Is your brand fireproof?

On June 2, 2011, a full three weeks after it was crash tested in a controlled environment by the NHTSA, a Chevy Volt caught fire because the battery was improperly handled after the crash. You'd have thought from the resulting media firestorm that every Volt ever sold up to that time had caught fire and that GM management had perpetrated a coverup larger and more nefarious than Area 51 and Watergate combined.

Yesterday, the NHTSA announced it will investigate the Tesla S after a third car caught fire immediately after a crash on the open road in just the past two months. And yet, criticism of Tesla is slow to come.

What's the difference?

The brand.

People have been burned (pun intended) so often by GM's engineering missteps over the years that they almost expect any new technology that comes from GM to be flawed. Thus a story about one car that was involved in an artificial crash simulation and caught fire only because government safety investigators didn't follow GM's published protocols for draining and discharging the battery after a crash, suddenly became "fires." It got so bad that to calm owners' fears GM had to offer up loaner cars while an investigation took place.

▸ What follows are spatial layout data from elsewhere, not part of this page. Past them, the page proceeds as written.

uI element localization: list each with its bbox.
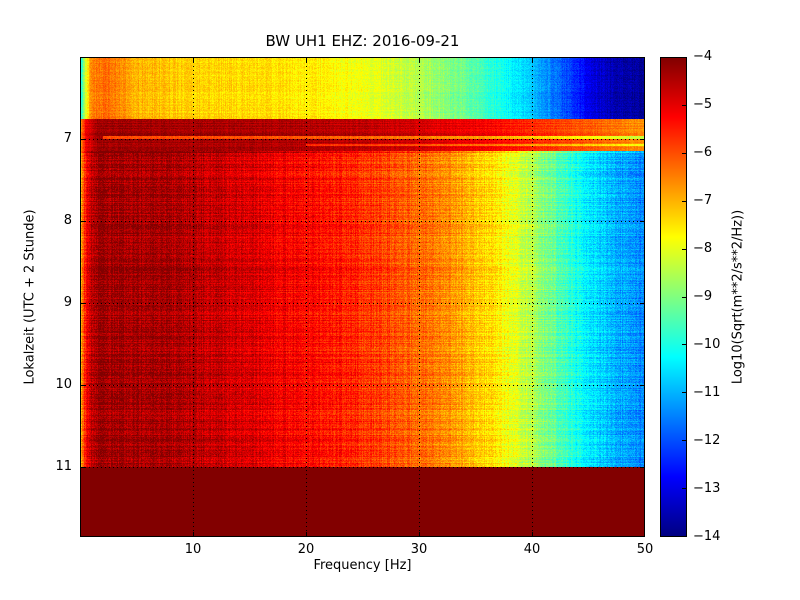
colorbar	[660, 57, 687, 537]
colorbar-tick-label: −13	[693, 481, 721, 496]
colorbar-tick-label: −12	[693, 433, 721, 448]
colorbar-tick-label: −10	[693, 337, 721, 352]
colorbar-tick-label: −11	[693, 385, 721, 400]
x-axis-label: Frequency [Hz]	[313, 558, 412, 573]
y-tick-label: 7	[63, 131, 72, 147]
colorbar-tick-label: −8	[693, 241, 713, 256]
colorbar-label: Log10(Sqrt(m**2/s**2/Hz))	[730, 209, 746, 385]
x-tick-label: 10	[184, 542, 202, 557]
colorbar-tick-label: −7	[693, 193, 713, 208]
colorbar-tick-label: −6	[693, 145, 713, 160]
y-tick-label: 8	[63, 213, 72, 229]
x-tick-label: 20	[297, 542, 315, 557]
x-tick-label: 30	[410, 542, 428, 557]
x-tick-label: 40	[523, 542, 541, 557]
y-tick-label: 9	[63, 295, 72, 311]
colorbar-tick-label: −5	[693, 97, 713, 112]
y-tick-label: 11	[55, 459, 72, 475]
colorbar-tick-label: −14	[693, 529, 721, 544]
y-tick-label: 10	[55, 377, 72, 393]
colorbar-tick-label: −4	[693, 49, 713, 64]
colorbar-tick-label: −9	[693, 289, 713, 304]
x-tick-label: 50	[636, 542, 654, 557]
chart-title: BW UH1 EHZ: 2016-09-21	[265, 32, 460, 50]
spectrogram-heatmap	[80, 57, 645, 537]
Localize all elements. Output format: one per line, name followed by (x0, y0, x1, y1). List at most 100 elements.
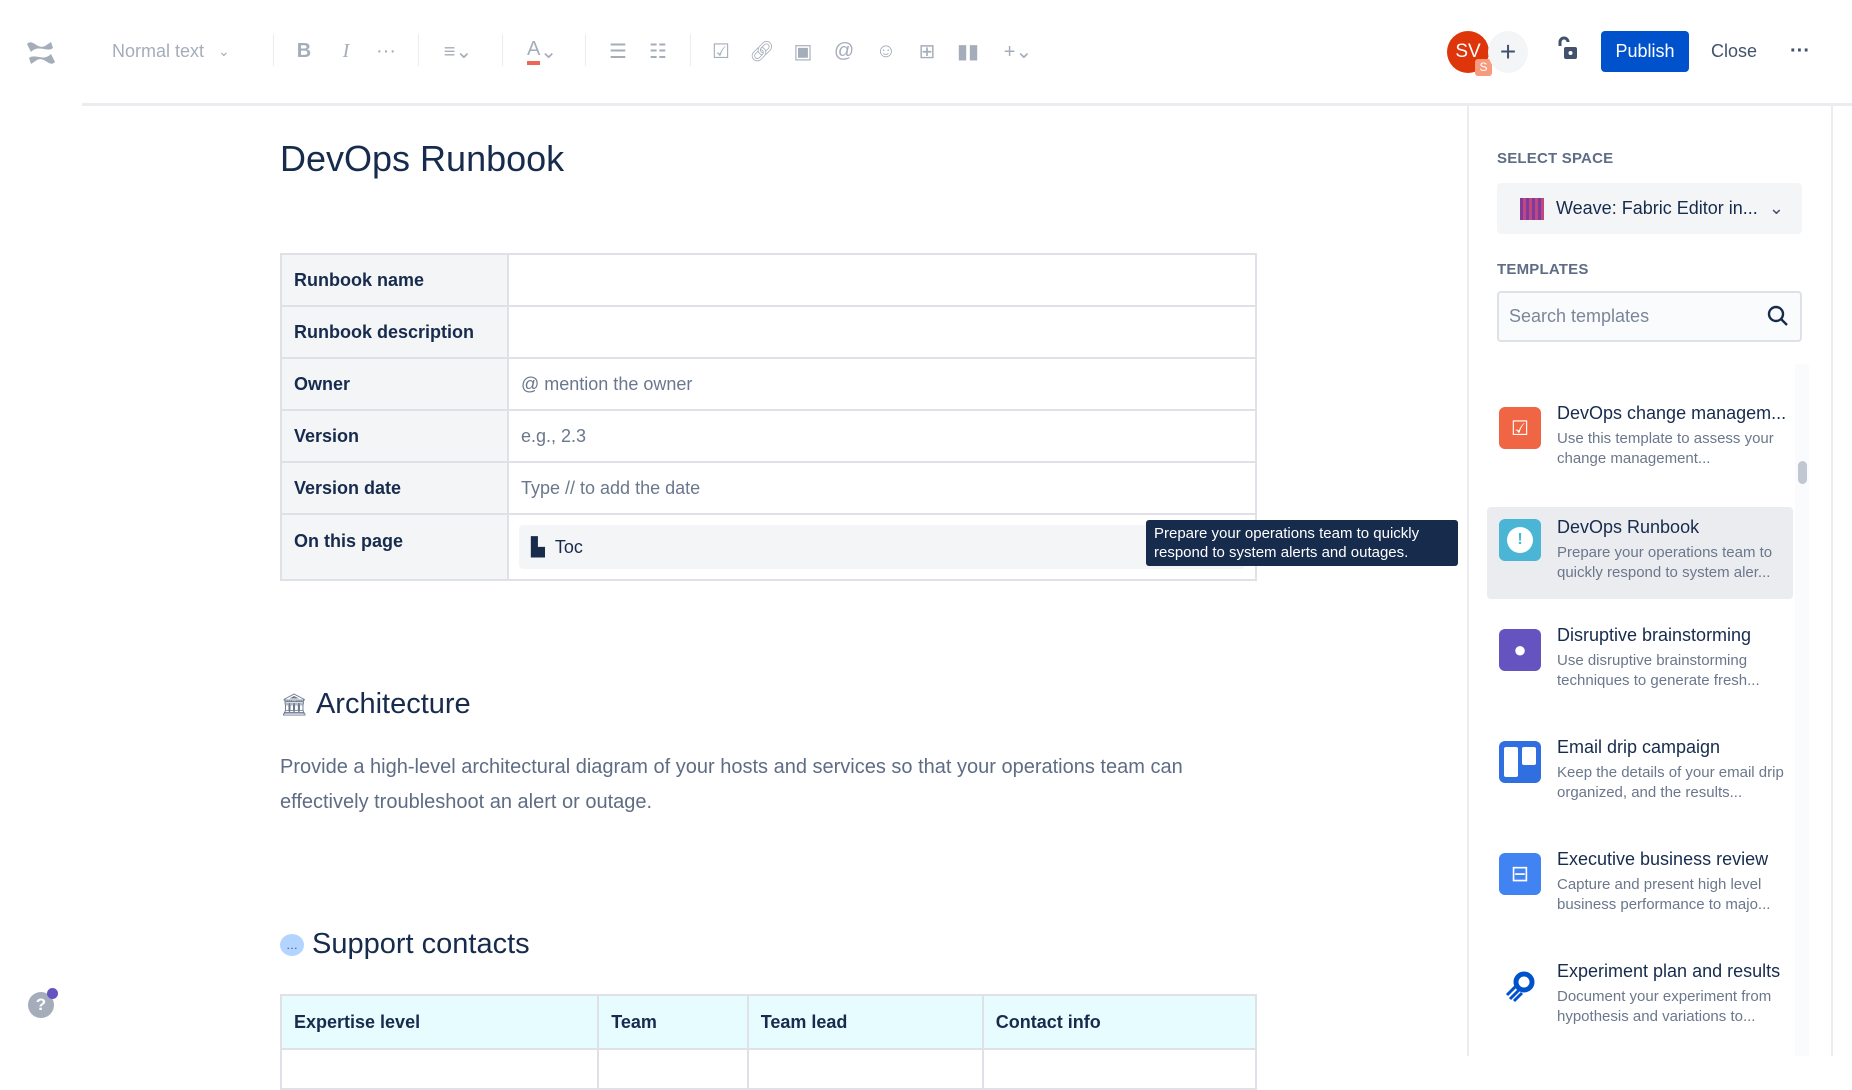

Tesla and Elon Musk, on the other hand, don't have GM's baggage, so the fires are minor issues. Teething pains for a fledgling company, if you will. The media and public don't assume negligence or incompetence, and even give Musk credit for requesting an investigation into the fire (though the NHTSA disputes that claim).

If you have a strong brand, a good reputation, it can protect you from the occasional stumble. But if you stumble too often for too long then that becomes your brand and what people expect from you.

That's why Tesla's brand is acting as a fire extinguisher, while GM's brand only fuels the flames.